Nulla di più è necessario, perché la parola, nell’opera del drammaturgo inglese, crea tutto: spazio e tempo, proiettando attori e spettatori in angoli remotissimi del globo (il riferimento al nome del teatro di Shakespeare è, come si suol dire, tutt’altro che casuale) nel brevissimo volgere di una battuta. Ne La tempesta, questa qualità è espressa all’ennesima potenza: la parola di Prospero — duca spodestato di Milano dedito alle arti magiche — è in grado di scuotere gli elementi, di dominare la volontà degli altri personaggi, di intessere trame oscure a tutti se non a se stesso. Non è difficile intravvedere in questi tratti le caratteristiche tipiche del regista che comanda a bacchetta, proprio come un mago, i suoi attori. I quali, a cominciare da Ariel, spiritello della natura, aderiscono più o meno consapevolmente alla trama ordita dal loro signore.

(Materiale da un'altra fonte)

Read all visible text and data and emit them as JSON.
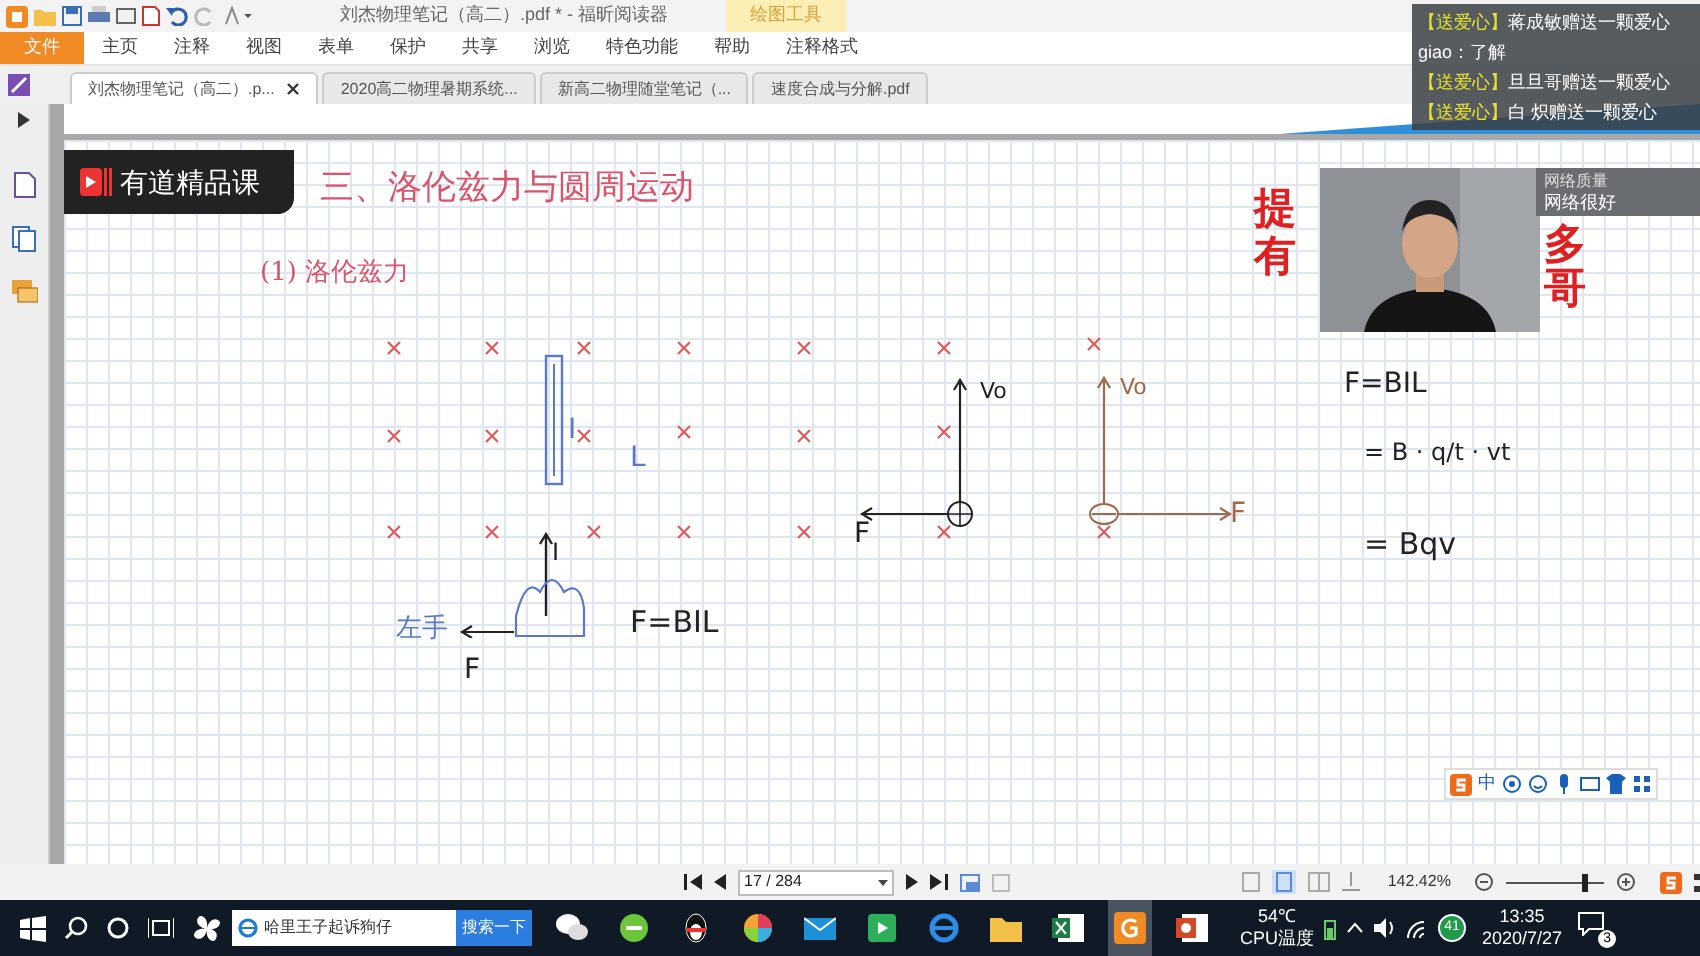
{
  "app": {
    "title": "刘杰物理笔记（高二）.pdf * - 福昕阅读器",
    "tool_tab": "绘图工具"
  },
  "menu": [
    {
      "label": "文件",
      "kind": "file"
    },
    {
      "label": "主页",
      "kind": "tab"
    },
    {
      "label": "注释",
      "kind": "tab"
    },
    {
      "label": "视图",
      "kind": "tab"
    },
    {
      "label": "表单",
      "kind": "tab"
    },
    {
      "label": "保护",
      "kind": "tab"
    },
    {
      "label": "共享",
      "kind": "tab"
    },
    {
      "label": "浏览",
      "kind": "tab"
    },
    {
      "label": "特色功能",
      "kind": "tab"
    },
    {
      "label": "帮助",
      "kind": "tab"
    },
    {
      "label": "注释格式",
      "kind": "tab"
    }
  ],
  "doc_tabs": [
    {
      "label": "刘杰物理笔记（高二）.p...",
      "selected": true
    },
    {
      "label": "2020高二物理暑期系统...",
      "selected": false
    },
    {
      "label": "新高二物理随堂笔记（...",
      "selected": false
    },
    {
      "label": "速度合成与分解.pdf",
      "selected": false
    }
  ],
  "page": {
    "logo": "有道精品课",
    "heading": "三、洛伦兹力与圆周运动",
    "subheading": "(1) 洛伦兹力",
    "notes": [
      "I",
      "L",
      "I",
      "左手",
      "F",
      "F=BIL",
      "Vo",
      "F",
      "Vo",
      "F",
      "F=BIL",
      "= B · q/t · vt",
      "= Bqv"
    ],
    "banner": [
      "提",
      "有",
      "多",
      "哥"
    ]
  },
  "chat": {
    "messages": [
      {
        "kind": "gift",
        "tag": "【送爱心】",
        "text": "蒋成敏赠送一颗爱心"
      },
      {
        "kind": "comment",
        "text": "giao：了解"
      },
      {
        "kind": "gift",
        "tag": "【送爱心】",
        "text": "旦旦哥赠送一颗爱心"
      },
      {
        "kind": "gift",
        "tag": "【送爱心】",
        "text": "白 炽赠送一颗爱心"
      }
    ],
    "network": {
      "label": "网络质量",
      "value": "网络很好"
    }
  },
  "ime": {
    "mode": "中"
  },
  "status_bar": {
    "page": "17 / 284",
    "zoom": "142.42%",
    "level": 0.8
  },
  "taskbar": {
    "search": "哈里王子起诉狗仔",
    "search_button": "搜索一下",
    "temp": "54℃",
    "temp_label": "CPU温度",
    "badge": "41",
    "time": "13:35",
    "date": "2020/7/27",
    "notifications": "3"
  }
}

Tutto è magico, l’atmosfera è quasi onirica e avvolge attori e spettatori che — come sempre dovrebbe accadere in teatro — partecipano alla stessa esperienza. Certo, se si volesse sottilizzare, anche in questa messa in scena non mancano le debolezze, dovute principalmente all’uso del microfono che penalizza la recitazione (già in altre occasioni è capitato di vedere, o meglio di ascoltare, ansimanti cadaveri di Giulio Cesare), ad alcuni cedimenti al macchiettistico, e a facili scelte interpretative che a volte assimilano taluni personaggi — leggi Calibano — a mostriciattoli simil-hobbit recentemente sfornati da Hollywood. Ma si tratta di particolari che non inficiano la resa complessiva e che soprattutto non distolgono l’attenzione dello spettatore dal cammino attraverso il quale Shakespeare fa precipitare l’azione drammatica. E qui Albertazzi dimostra tutta la sua abilità, sottolineando con la giusta enfasi la rinuncia di Prospero, il quale, alla fine del dramma, abiura le sue arti magiche, preferendo il perdono, con cui ripaga i suoi nemici dei torti subiti.
È questa la vera rivoluzione shakespeariana; una rivoluzione giunta quasi al termine della vita dello scrittore e che costituisce il suo più sorprendente lascito. Prospero che scopre l’immenso potere del perdono — capace più della magia di trasformare le persone — non è altri che lo stesso Shakespeare il quale, dopo la conversione alla fede cattolica, compie lo stesso percorso. Solo che la sua magia è il teatro: egli sceglie quindi di abbandonare la sua arte, rinunciando anche alle affilatissime armi di critica e di denuncia.
Shakespeare semplicemente spegne le luci del palco e lascia la scena. Ma questa non deve suonare come una rinuncia o una scelta consolatoria. Anzi, come aveva intuito Thomas Stearns Eliot, si tratta del frutto di un duro percorso, di un itinerario di purificazione, che, passando per castelli infestati da fantasmi, per brughiere sferzate dal vento e per crudeli tempeste, conduce alla saggezza del silenzio. E, alla fine, fa conquistare la pace.